= Town and country planning in Wales =

Urban planning in Wales

Town and country planning in Wales is largely based on the land use planning system used in England. However, the system in Wales has some distinctive features which have arisen because substantial responsibility for town and country planning has been devolved to the Welsh Government. In particular, Wales now has a Spatial Plan and Welsh Ministers have a duty under the Government of Wales Act 2006 to promote sustainable development.

==Overall planning policy in Wales==

The context for planning policy in Wales is contained within two main documents, Planning Policy Wales, which provides guidance on the preparation and content of development plans and advice on development control decisions and appeals; and Minerals Planning Policy Wales, which gives guidance for the extraction of all minerals and other substances in, on or under land. Taken together with supporting documents, these cover the same broad areas as Planning Policy Statements in England.

They are supplemented by a series of topic-based Technical Advice Notes (TANs) and Minerals Technical Advice Notes (MTANs). Changes or updates to planning policy are issued in Ministerial Interim Planning Policy Statements (MIPPs). Circular letters provide advice and guidance on specific topics.

==Wales Spatial Plan==

The Wales Spatial Plan was published by the Welsh Assembly in 2004. The Plan is in some respects similar to a Regional Spatial Strategy in England, but is less prescriptive and broader than land use planning, setting out a wider-ranging spatial vision and strategy:
- Provide a clear framework for future collaborative action involving the Welsh Assembly Government and its agencies, local authorities, the private and voluntary sectors to achieve the priorities it sets out nationally and regionally
- Influence the location of expenditure by the Assembly Government and its agencies
- Influence the mix and balance of public sector delivery agencies’ programmes in different areas
- Set the context for local and community planning
- Provide a clear evidence base for the public, private and voluntary sectors develop policy and action

An update to the Wales Spatial Plan, People, Places, Futures, was published for consultation in early 2008. It sets a vision for how each part of Wales should develop economically, socially and environmentally over the next 20 years and will guide the way the Government spends its money over the coming years.
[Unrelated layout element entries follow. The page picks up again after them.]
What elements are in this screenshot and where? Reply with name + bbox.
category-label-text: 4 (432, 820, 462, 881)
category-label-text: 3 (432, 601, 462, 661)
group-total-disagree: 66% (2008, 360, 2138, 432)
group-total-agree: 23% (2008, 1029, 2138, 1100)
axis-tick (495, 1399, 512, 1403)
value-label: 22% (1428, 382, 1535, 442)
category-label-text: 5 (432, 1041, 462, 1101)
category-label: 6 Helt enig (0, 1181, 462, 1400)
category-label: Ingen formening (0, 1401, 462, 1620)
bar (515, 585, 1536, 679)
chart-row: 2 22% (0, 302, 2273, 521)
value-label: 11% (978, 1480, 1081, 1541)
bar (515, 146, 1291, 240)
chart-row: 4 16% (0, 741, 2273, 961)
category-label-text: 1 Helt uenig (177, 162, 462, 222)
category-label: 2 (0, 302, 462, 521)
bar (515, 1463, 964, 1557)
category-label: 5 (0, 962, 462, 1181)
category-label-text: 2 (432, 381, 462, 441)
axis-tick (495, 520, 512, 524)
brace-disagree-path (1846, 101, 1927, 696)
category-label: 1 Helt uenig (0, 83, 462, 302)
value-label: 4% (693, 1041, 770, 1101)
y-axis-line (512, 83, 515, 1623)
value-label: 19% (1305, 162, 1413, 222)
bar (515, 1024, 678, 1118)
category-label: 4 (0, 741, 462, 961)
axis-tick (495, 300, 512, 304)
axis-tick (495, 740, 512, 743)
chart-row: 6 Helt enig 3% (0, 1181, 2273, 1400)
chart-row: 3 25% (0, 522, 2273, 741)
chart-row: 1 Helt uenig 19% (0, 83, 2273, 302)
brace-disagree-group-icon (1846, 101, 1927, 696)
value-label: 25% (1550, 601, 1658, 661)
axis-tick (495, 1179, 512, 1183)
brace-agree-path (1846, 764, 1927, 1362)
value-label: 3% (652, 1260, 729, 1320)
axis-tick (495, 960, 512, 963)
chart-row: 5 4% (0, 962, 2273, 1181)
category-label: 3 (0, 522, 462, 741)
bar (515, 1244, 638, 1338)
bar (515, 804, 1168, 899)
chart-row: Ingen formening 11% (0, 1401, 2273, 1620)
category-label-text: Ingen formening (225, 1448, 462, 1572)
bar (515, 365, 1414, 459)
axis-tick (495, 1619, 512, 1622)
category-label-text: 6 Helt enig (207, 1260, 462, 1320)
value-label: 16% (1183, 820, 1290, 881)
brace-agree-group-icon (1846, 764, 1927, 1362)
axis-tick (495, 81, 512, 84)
There are six spatial plan areas to represent regional perspectives in Wales. Each area group is chaired by a cabinet minister. The areas are:
- Central Wales
- North East Wales – Border and Coast
- North West Wales – Eryri a Môn
- Pembrokeshire – The Haven
- South East Wales – Capital Network
- Swansea Bay – Waterfront and Western Valleys

==Local Development Plans==

Following the Planning and Compulsory Purchase Act 2004, each unitary authority in Wales is required to prepare a local development plan (LDP) for its area. These will replace the previous unitary development plans (UDPs), and will become the sole development plans for each council and National Park. Authorities in Wales must have regard to WAG planning policy documents, including the Wales Spatial Plan, in preparing LDPs. Unlike the LDF arrangement in England, the LDP will be a single document, setting out strategy as well as site-specific and development control policies.

==Development control==

Development control is the process of administering and making decisions on planning applications, to develop or change the use of land or buildings. The basis for decisions on planning applications is usually the adopted development plan.

==Planning and Environment Decisions Wales==

Planning and Environment Decisions Wales (PEDW; Penderfyniadau Cynllunio ac Amgylchedd Cymru, PCAC) is the planning division of the Welsh Government.

It replaced Planning Inspectorate Wales (Arolygiaeth Gynllunio Cymru) on 1 October 2021, though the inspectors and staff from the Planning Inspectorate were transferred to the new body. PEDW would handle cases for "developments of national significance", although nationally significant infrastructure projects in Wales under the Planning Act 2008 would remain with the Planning Inspectorate.

PEDW manages the casework in the public interest that relates to the development and use of land. It is responsible for:

- planning and enforcement appeals,
- environmental appeals,
- applications for developments of national significance,
- strategic and local development plans,
- compulsory purchase orders
- major infrastructure projects
- common land
- rights of way
- sustainable drainage systems
- stop and remediation services
- advice and training

They have 20 inspectors and 25 support staff.

If a local planning authority (either one of the 22 councils or 3 national park authorities) rejects a planning application, PEDW deals with any appeals of that decision.

In October 2024, councillors of Blaenau Gwent County Borough Council described PEDW's decisions as "inconsistent" or "disregard[ing] some of [the council's] localised policies", following the overruling of the council's rejection of a planning application.

In November 2024, Rebecca Evans, Cabinet Secretary for Economy, Energy and Planning, announced that PEDW would take final decisions on renewable energy projects themselves rather than making recommendations to ministers who would then make a decision. Evans stated the change hoped to speed up the approval process for renewable energy projects in Wales.